Location-based top-k term (LkT) query. Xu et al. [150] use a Quad-tree-based index to solve the LkT query. Each node in the Quad-tree maintains a summary of the term information of objects in the node. When an object arrives, the leaf node containing the object is found, and then the textual summary in that node is updated. Then upward summary merging operations are performed that update the textual summary of the parent nodes by merging the summaries stored in the child nodes. To answer an LkT query, the Quad-tree is traversed, and the scores of the terms are computed based on the textual summaries. Intermediate results are put into a priority queue, and the procedure terminates when top-k results are found.

Selectivity estimation Wang et al. [138] study the problem of estimating the selectivity of a spatial keyword query given by \(q = (R,T)\), where R is a region and T is a set of keywords. The result consists of all objects that fall into R and that contain all keywords in T. Two baseline algorithms are proposed: The Adaptive Space Partitioning (ASP) Tree [67] based algorithm and the k Minimal Values (KMV) Synopses [11] based algorithm. Evidence is provided to the effect that the ASP-tree-based algorithm is preferable when T contains at most one keyword and that the KMV-based algorithm is otherwise better. Wang et al. also propose the A\(^2\)SP structure that combines the ASP tree with KMV synopses. If T contains only one keyword or keywords that do not have an ASP-tree due to low frequency, the ASP-tree-based algorithm is used. Otherwise, a local Bayesian network is used to learn the local correlations among keywords in T within region R, and to derive the selectivity estimate on the KMV synopses.

7 Conclusions and future work

This paper provides a comprehensive survey of problem formulations and solutions in studies on the querying of geo-textual data. It classifies the studies covered into ones querying static geo-textual data and ones querying streaming geo-textual data, and it reviews the problem formulations and solutions for these classes.

Querying static geo-textual data This category of studies can be categorized into studies querying in Euclidean space versus in road networks, the main difference being how to compute distances between spatial objects. Although the problem definitions are similar across the two categories, the proposed solutions have notable differences.

Not surprisingly, standard queries are the most common and are well studied: the BRSK, the BkSK, and the TkSK queries for querying in Euclidean space, and the BRSK\(_{\text {road}}\) and TkSK\(_\text {road}\) queries for querying in road networks. To handle cases where users have requirements that go beyond the spatial and textual aspects, studies target different extensions to the standard queries that incorporate support for, e.g., temporal or social aspects, examples including the TBRSK, Social_TkSK, and MBkSK\(_\text {road}\) queries. Going beyond single-object granularity queries, studies also consider group queries that take into account interrelations among objects to retrieve groups of objects that combine to form query answers. Studies also exist that target query modifications to serve users who are unable to provide “good” spatial keyword query parameters up front. These studies enable the refinement of query parameters so that users are satisfied with the query results. Additionally, studies exist on spatio-textual joins and region finding/analysis queries. A prominent application in road networks is route planning, where the aim is to find an optimized route in a road network that satisfies given spatial and textual requirements.

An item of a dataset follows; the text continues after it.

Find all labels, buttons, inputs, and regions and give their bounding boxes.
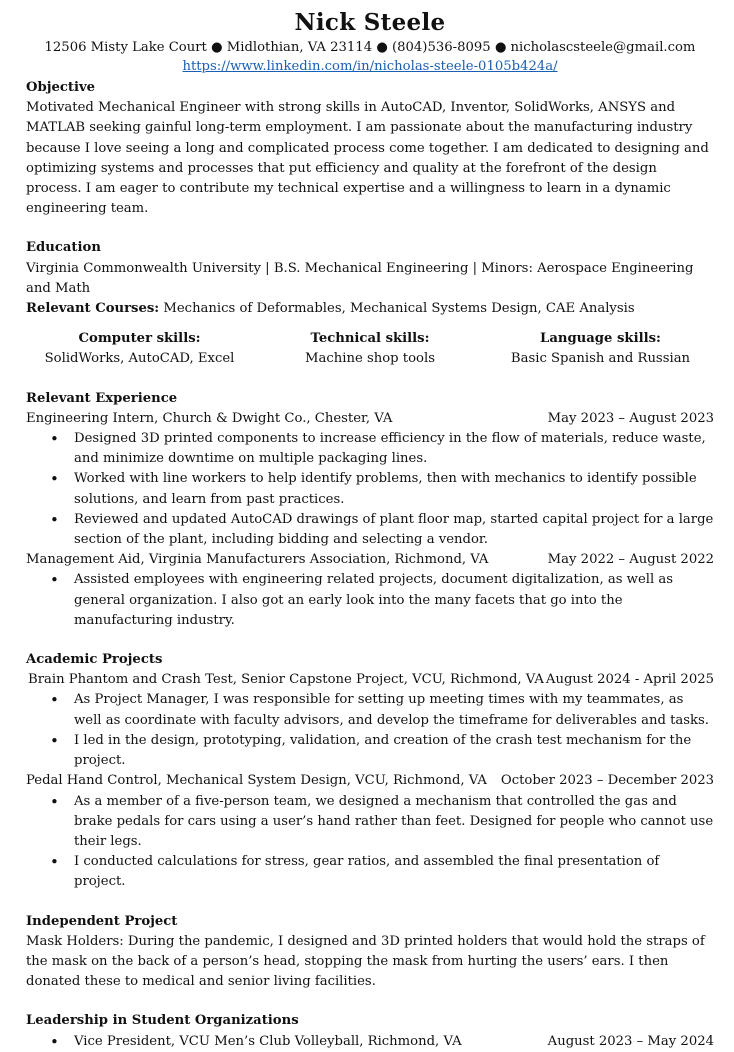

Querying streaming geo-textual data We classify the studies on querying streaming geo-textual data into four categories: publish/subscribe systems, localized event detection, temporal spatial keyword queries, and location-based term queries. Publish/subscribe systems allow users to register subscriptions that specify spatial and textual matching conditions and possibly temporal matching conditions. Users are then notified when incoming data objects match the conditions stated in their subscriptions. Studies on local event detection consider the problem of detecting local events from streaming geo-textual data. A local event can be represented by a cluster of objects, a vector, a summary, or a set of terms or tags. The studies on temporal spatial keyword queries focus on TBRSK and TBkSK queries, both of which are modifications of similar queries for static data. Next, location-based term queries focus on term frequencies in streams of geo-textual objects, thus retrieving the top-k most frequent or trending terms in a region, or retrieving top-k locally frequent terms, or performing selectivity estimation.

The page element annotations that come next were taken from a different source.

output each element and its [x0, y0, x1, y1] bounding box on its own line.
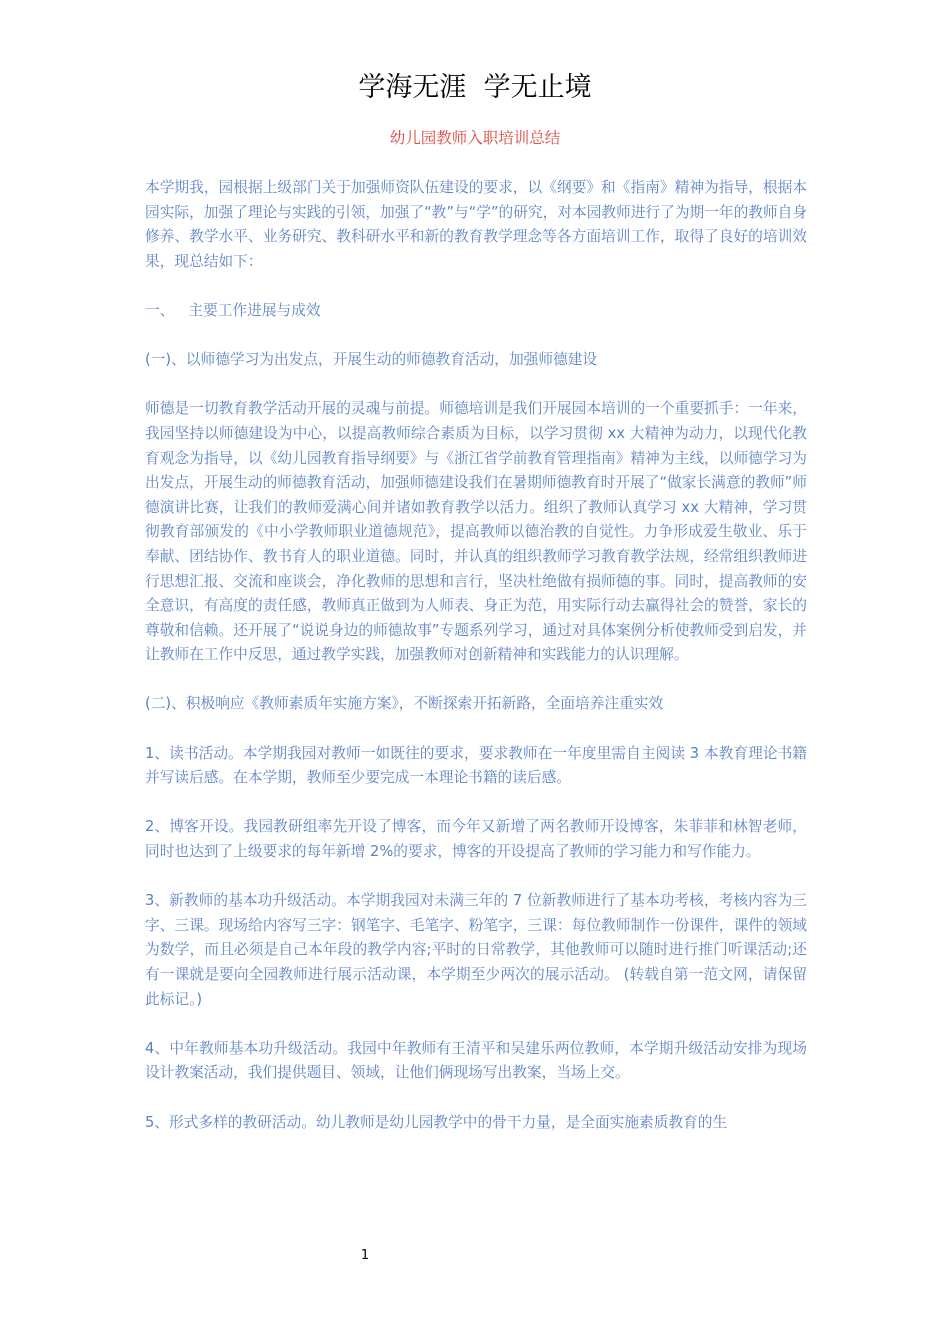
header-title: 学海无涯 学无止境 [358, 72, 592, 103]
page-number: 1 [360, 1248, 370, 1263]
list-item-research-activities: 5、形式多样的教研活动。幼儿教师是幼儿园教学中的骨干力量，是全面实施素质教育的生 [145, 1113, 728, 1131]
list-item-blog: 2、博客开设。我园教研组率先开设了博客，而今年又新增了两名教师开设博客，朱菲菲和林智老师，同时也达到了上级要求的每年新增 2%的要求，博客的开设提高了教师的学习能力和写作能力。 [145, 818, 807, 861]
ethics-paragraph: 师德是一切教育教学活动开展的灵魂与前提。师德培训是我们开展园本培训的一个重要抓手：一年来，我园坚持以师德建设为中心，以提高教师综合素质为目标，以学习贯彻 xx 大精神为动力，以现代化教育观念为指导，以《幼儿园教育指导纲要》与《浙江省学前教育管理指南》精神为主线，以师德学习为出发点，开展生动的师德教育活动，加强师德建设我们在暑期师德教育时开展了“做家长满意的教师”师德演讲比赛，让我们的教师爱满心间并诸如教育教学以活力。组织了教师认真学习 xx 大精神，学习贯彻教育部颁发的《中小学教师职业道德规范》，提高教师以德治教的自觉性。力争形成爱生敬业、乐于奉献、团结协作、教书育人的职业道德。同时，并认真的组织教师学习教育教学法规，经常组织教师进行思想汇报、交流和座谈会，净化教师的思想和言行，坚决杜绝做有损师德的事。同时，提高教师的安全意识，有高度的责任感，教师真正做到为人师表、身正为范，用实际行动去赢得社会的赞誉，家长的尊敬和信赖。还开展了“说说身边的师德故事”专题系列学习，通过对具体案例分析使教师受到启发，并让教师在工作中反思，通过教学实践，加强教师对创新精神和实践能力的认识理解。 [145, 400, 807, 664]
document-title: 幼儿园教师入职培训总结 [389, 129, 561, 147]
list-item-reading: 1、读书活动。本学期我园对教师一如既往的要求，要求教师在一年度里需自主阅读 3 本教育理论书籍并写读后感。在本学期，教师至少要完成一本理论书籍的读后感。 [145, 744, 807, 787]
subsection-heading-ethics: (一)、以师德学习为出发点，开展生动的师德教育活动，加强师德建设 [145, 351, 598, 369]
intro-paragraph: 本学期我，园根据上级部门关于加强师资队伍建设的要求，以《纲要》和《指南》精神为指导，根据本园实际，加强了理论与实践的引领，加强了“教”与“学”的研究，对本园教师进行了为期一年的教师自身修养、教学水平、业务研究、教科研水平和新的教育教学理念等各方面培训工作，取得了良好的培训效果，现总结如下： [145, 179, 808, 270]
list-item-new-teacher-skills: 3、新教师的基本功升级活动。本学期我园对未满三年的 7 位新教师进行了基本功考核，考核内容为三字、三课。现场给内容写三字：钢笔字、毛笔字、粉笔字，三课：每位教师制作一份课件，课件的领域为数学，而且必须是自己本年段的教学内容;平时的日常教学，其他教师可以随时进行推门听课活动;还有一课就是要向全园教师进行展示活动课，本学期至少两次的展示活动。 (转载自第一范文网，请保留此标记。) [145, 892, 807, 1008]
list-item-middle-teacher-skills: 4、中年教师基本功升级活动。我园中年教师有王清平和吴建乐两位教师，本学期升级活动安排为现场设计教案活动，我们提供题目、领域，让他们俩现场写出教案，当场上交。 [145, 1039, 807, 1082]
section-heading-main-progress: 一、 主要工作进展与成效 [145, 301, 321, 319]
subsection-heading-quality-year: (二)、积极响应《教师素质年实施方案》，不断探索开拓新路，全面培养注重实效 [145, 695, 664, 713]
document-body [145, 176, 807, 1160]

Future work Several areas exist where there is a substantial need for research.

Evaluation for spatial keyword queries Many types of spatial keyword queries have been proposed to address a variety of user needs. However, the lack of ground-truth query results makes it an open problem to evaluate the effectiveness of proposed spatial keyword query functionality. An existing benchmark [26] for spatial keyword queries focus on efficiency only. There is a need for additional means that enable evaluating the effectiveness of spatial keyword queries. Such means may include evaluation procedures based on crowd-sourcing or benchmarks complete with ground-truth data and evaluation metrics. With such means in place, new and interesting research directions in spatial keyword querying will materialize, e.g., how the recent progress in deep learning for textual relevance computation can be used to improve spatial keyword querying and, e.g., enable personalized spatial keyword queries.

Querying streaming geo-textual data in road networks So far, few studies exist on querying streaming geo-textual data in road networks. Possible applications include road traffic monitoring and on-the-ride optimal route finding. Solutions for such applications call for high efficiency in computing the spatial proximity between subscription queries and a large-scale streaming data, which is challenging. Further, studies generally do not consider travel time that varies over time as the notion of proximity, but rather consider road network distance. In contrast, travel time is more important in many applications. Some studies beyond spatial keyword querying model travel time as time-varying distributions so that the travel time from a query to an object is a function from time to travel-time distributions. Further, depending on the application scenario spatial proximity may need to consider aspects such as road tolls and travel restrictions.

Systems to support spatial keyword queries Most existing studies on spatial keyword queries focus on solving one or several specific query types in a stand-alone setting. While this may enable important location-based services, there are clear benefits to integrating the proposed functionality and solutions into larger systems. Thus, the development of systems that support broad ranges of spatial keyword queries as a first class citizens is an important research direction. Such systems will enable reuse of functionality and will enable applications that need to compose different types of queries. In particular, it is of great interest to extend existing relational database engines to support spatial keyword queries. This is challenging because it requires integration of spatial keyword processing techniques into query optimization and processing. As part of this, methods are needed that are capable of estimating the cardinality of operations involving spatial and textual attributes.

Machine learning for database systems supporting spatial keyword queries It remains an open problem to build scalable systems that treat the support for spatial keyword queries as a first class citizen. It remains challenging to handle streaming geo-textual data streams at scale. Machine learning techniques have been used to solve a variety of data management problems, such as learning more compact and efficient indexes, selecting query plans more effectively, improving query optimization, or performing better data partitioning. It is of interest to explore machine learning techniques to support spatial keyword queries, particularly in the streaming setting.